为了观察疗效,医生将他收留住院。这是父亲有生以来第一次住医院。医院里住的都是不能动的伤病员。父亲右手虽不能动,左手还很好,所以他利用一切机会替医生护士跑腿,不是帮这个端饭倒尿盆,就是帮那个穿衣叠被子,整天不知累地到处帮助人,直至七天后出院,以实际行动勇敢地投入到了反扫荡的战斗中。

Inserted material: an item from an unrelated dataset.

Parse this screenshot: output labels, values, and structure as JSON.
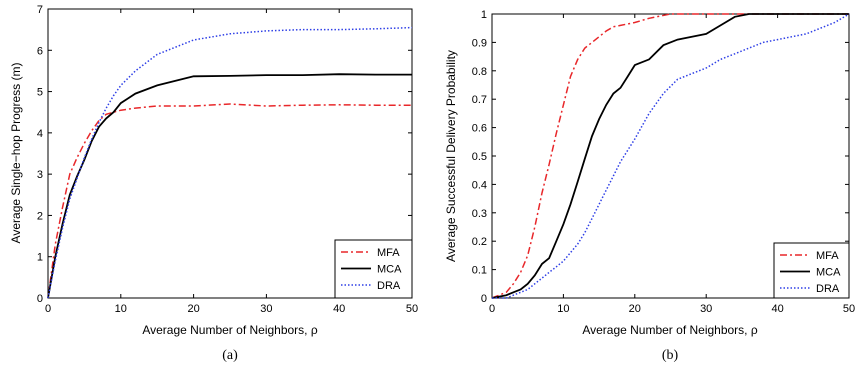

解放后,我们家和全国人民一样,过上了安定的生活。然而很长一段时间,我们家的日子却过得并不宽裕。这是因为我父母的工资收入不仅要养活我们一家七口,还要负担经济上困难的亲戚朋友。除了每月准时给他们寄钱,还经常给他们买东西,过年过节更要多给。这样的接济整整持续了二十多年。三年自然灾害时期,父母亲响应党的号召,主动降了两次工资,并捐出了我们全家的票证。我们四个孩子小时候不明白,我们家不穷啊,怎么我们年年都没新衣服穿?现在我明白了,这是因为他们一辈子都在做好事,一辈子毫不利己,真不容易啊!有这样可敬可爱的父母,是我们做子女的福分。我们从他们身上看到、听到、学到了那么多美德,这不值得我们深深感谢他们吗?